God’s discipline always comes, but only after He has used all the mercy at His disposal. Before the coming of the flood, God gave the people 120 years for repentance.

Before the exile of the children of Israel, God endured them until they would give their ear to Him no more (See Nehemiah 9:30). Before the destruction of Jerusalem, the Lord had tried again and again to gather the Jews under His protection, but they would not; then the Lord said, “Behold, your house [temple] is left unto you desolate” (Matthew 23:38).

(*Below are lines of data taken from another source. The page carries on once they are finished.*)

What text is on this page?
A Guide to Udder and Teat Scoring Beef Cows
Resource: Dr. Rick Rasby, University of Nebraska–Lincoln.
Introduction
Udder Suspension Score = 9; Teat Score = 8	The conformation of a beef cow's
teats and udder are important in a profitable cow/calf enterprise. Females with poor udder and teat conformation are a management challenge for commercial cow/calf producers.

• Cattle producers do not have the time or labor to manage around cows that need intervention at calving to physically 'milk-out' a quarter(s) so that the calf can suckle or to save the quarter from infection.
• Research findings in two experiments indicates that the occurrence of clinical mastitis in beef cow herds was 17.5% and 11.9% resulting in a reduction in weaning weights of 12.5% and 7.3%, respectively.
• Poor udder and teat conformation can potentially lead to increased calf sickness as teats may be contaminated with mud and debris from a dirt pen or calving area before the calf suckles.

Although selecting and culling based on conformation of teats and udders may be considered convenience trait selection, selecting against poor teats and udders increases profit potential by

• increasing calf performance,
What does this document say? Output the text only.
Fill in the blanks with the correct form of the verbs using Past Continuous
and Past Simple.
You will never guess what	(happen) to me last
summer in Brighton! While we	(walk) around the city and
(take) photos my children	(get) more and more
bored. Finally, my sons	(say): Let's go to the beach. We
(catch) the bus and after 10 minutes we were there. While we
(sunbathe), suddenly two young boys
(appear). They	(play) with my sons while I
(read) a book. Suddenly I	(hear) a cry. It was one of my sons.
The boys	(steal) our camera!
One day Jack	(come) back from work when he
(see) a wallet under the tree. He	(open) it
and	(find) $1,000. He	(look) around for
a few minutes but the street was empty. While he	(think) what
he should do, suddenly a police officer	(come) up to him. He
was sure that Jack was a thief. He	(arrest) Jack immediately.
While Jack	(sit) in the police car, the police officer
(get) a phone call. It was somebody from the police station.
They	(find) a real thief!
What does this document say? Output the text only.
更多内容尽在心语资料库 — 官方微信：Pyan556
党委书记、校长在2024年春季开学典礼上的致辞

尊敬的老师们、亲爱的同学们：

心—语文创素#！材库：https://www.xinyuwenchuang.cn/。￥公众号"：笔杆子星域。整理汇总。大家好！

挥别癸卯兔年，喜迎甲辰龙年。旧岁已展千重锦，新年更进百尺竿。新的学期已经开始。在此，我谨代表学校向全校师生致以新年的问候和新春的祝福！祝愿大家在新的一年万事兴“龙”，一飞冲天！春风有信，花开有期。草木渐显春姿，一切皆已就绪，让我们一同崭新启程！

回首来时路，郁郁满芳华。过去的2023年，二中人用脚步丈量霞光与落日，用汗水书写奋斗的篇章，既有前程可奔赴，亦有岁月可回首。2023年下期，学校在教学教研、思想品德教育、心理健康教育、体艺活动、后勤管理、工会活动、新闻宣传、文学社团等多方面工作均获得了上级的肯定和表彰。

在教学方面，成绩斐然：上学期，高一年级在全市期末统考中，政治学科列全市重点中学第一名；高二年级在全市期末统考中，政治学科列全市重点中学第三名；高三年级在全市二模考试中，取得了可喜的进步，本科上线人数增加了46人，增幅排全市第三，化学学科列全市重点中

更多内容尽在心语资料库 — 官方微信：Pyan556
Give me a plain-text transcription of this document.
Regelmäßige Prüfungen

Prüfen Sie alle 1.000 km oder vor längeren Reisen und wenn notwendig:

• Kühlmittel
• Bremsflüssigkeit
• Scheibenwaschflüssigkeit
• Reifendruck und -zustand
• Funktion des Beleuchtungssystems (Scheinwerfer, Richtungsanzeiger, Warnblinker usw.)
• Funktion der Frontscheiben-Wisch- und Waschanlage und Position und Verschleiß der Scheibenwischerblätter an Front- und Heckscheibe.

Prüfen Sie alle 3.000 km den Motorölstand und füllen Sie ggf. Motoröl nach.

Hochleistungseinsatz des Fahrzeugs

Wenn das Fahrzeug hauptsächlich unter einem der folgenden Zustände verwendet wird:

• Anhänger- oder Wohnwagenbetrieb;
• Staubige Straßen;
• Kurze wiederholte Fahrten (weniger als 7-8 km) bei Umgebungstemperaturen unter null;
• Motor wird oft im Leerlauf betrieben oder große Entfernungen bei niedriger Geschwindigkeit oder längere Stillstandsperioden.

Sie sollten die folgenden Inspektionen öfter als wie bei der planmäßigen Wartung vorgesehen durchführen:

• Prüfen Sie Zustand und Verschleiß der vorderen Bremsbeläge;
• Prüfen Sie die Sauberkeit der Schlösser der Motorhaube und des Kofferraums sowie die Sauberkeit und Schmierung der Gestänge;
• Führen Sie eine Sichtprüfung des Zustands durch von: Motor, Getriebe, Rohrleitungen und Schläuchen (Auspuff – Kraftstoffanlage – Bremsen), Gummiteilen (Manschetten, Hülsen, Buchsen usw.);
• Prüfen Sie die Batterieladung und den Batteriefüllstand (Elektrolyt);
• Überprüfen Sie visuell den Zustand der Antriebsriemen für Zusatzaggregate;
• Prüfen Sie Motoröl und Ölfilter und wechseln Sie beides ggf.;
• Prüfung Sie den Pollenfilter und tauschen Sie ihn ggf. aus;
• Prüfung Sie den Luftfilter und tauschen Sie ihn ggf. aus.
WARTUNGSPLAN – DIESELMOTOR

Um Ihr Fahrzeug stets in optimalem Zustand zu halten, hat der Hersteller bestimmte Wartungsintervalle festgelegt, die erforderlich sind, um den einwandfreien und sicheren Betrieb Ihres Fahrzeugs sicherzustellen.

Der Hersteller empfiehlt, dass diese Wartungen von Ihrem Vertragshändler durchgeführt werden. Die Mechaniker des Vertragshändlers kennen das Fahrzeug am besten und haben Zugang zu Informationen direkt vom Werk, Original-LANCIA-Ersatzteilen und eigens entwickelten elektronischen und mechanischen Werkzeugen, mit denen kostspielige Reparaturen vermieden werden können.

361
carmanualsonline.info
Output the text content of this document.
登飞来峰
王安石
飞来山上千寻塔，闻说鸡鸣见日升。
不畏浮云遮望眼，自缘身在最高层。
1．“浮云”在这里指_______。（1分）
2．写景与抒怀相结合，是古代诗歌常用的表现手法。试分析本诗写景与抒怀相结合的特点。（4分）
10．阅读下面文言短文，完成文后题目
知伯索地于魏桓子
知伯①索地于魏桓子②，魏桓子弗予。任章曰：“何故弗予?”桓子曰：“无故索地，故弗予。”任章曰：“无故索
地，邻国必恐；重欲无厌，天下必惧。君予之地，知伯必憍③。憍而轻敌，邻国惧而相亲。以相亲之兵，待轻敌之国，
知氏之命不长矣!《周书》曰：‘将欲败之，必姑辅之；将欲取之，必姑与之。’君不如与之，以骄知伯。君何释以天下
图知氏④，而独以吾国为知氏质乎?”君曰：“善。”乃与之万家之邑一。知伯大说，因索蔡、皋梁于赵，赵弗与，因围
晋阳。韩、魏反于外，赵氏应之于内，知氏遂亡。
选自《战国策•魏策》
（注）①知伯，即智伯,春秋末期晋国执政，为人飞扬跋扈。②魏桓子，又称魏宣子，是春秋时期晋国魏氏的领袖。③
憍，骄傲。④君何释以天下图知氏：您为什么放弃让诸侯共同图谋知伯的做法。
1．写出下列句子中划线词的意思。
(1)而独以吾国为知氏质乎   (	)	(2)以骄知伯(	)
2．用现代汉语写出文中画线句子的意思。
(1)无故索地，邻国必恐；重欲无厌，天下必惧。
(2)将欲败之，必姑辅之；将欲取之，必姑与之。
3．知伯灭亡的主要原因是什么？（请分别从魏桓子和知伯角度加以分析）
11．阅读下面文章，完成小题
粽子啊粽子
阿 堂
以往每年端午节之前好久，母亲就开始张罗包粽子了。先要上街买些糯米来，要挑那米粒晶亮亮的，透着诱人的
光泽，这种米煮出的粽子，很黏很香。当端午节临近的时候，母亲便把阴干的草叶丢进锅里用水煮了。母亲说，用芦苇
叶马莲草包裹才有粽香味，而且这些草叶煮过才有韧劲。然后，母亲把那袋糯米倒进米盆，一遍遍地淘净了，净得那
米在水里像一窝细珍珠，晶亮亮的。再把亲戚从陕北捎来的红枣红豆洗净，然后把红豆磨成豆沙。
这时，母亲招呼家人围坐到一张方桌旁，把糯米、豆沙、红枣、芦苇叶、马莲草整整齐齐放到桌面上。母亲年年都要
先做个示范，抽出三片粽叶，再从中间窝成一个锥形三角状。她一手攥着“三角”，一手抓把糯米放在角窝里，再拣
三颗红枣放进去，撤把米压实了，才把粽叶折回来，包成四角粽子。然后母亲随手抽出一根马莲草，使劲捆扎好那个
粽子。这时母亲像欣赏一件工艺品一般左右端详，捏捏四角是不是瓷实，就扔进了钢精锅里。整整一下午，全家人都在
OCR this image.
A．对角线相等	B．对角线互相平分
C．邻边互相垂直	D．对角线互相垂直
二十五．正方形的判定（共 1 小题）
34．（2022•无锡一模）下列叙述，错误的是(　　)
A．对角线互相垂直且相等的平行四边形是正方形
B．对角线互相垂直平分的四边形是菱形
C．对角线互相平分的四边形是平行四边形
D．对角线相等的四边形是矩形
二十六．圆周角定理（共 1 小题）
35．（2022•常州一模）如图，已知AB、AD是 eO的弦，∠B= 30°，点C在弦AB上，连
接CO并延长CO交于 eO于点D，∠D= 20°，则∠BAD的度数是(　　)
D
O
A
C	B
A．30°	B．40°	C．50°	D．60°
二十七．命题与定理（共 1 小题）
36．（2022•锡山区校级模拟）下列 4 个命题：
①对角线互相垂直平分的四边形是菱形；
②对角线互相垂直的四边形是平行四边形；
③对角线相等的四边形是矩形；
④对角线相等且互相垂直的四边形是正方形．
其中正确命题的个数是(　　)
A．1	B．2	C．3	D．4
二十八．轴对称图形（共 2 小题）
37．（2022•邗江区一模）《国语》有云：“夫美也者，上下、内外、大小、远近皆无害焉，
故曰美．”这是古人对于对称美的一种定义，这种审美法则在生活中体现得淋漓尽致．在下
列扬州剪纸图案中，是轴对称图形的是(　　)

Even now “the Lord is not slack concerning His promise... but is long-suffering to usward, not willing that any should perish, but that all should come to repentance” (2 Peter 3:9). When His children are in misery, He is grieved (Judges 10:16); in all their afflictions, He is afflicted (Isaiah 63:9). In other words, each time His own are suffering, the Lord suffers also, and He suffers even more than they do! When He heard the sound of the trumpet and the alarm of war approaching Judah, His heart was broken. He said, “My bowels, my bowels! I am pained at my very heart...” (Jeremiah 4:19). And in response to Cain’s appeal, “that every one that finds me shall slay me,” He set a mark upon him for his protection. In summary, Cain was disobedient to God’s institution by bringing an improper sacrifice to Him; he envied and resented his brother; he rejected God’s offer of reconciliation; he committed premeditated murder; he lied to God; and he affronted God’s justice. As a result he was both banished from the presence of Yahweh and rejected by the earth. Yet God would grant him a protecting mark to guard him. No 2 wonder one of the distant revelations says, “But You are a God ready to pardon, gracious and merciful, slow to anger, and of great kindness, and forsook them not” (Nehemiah 9:17).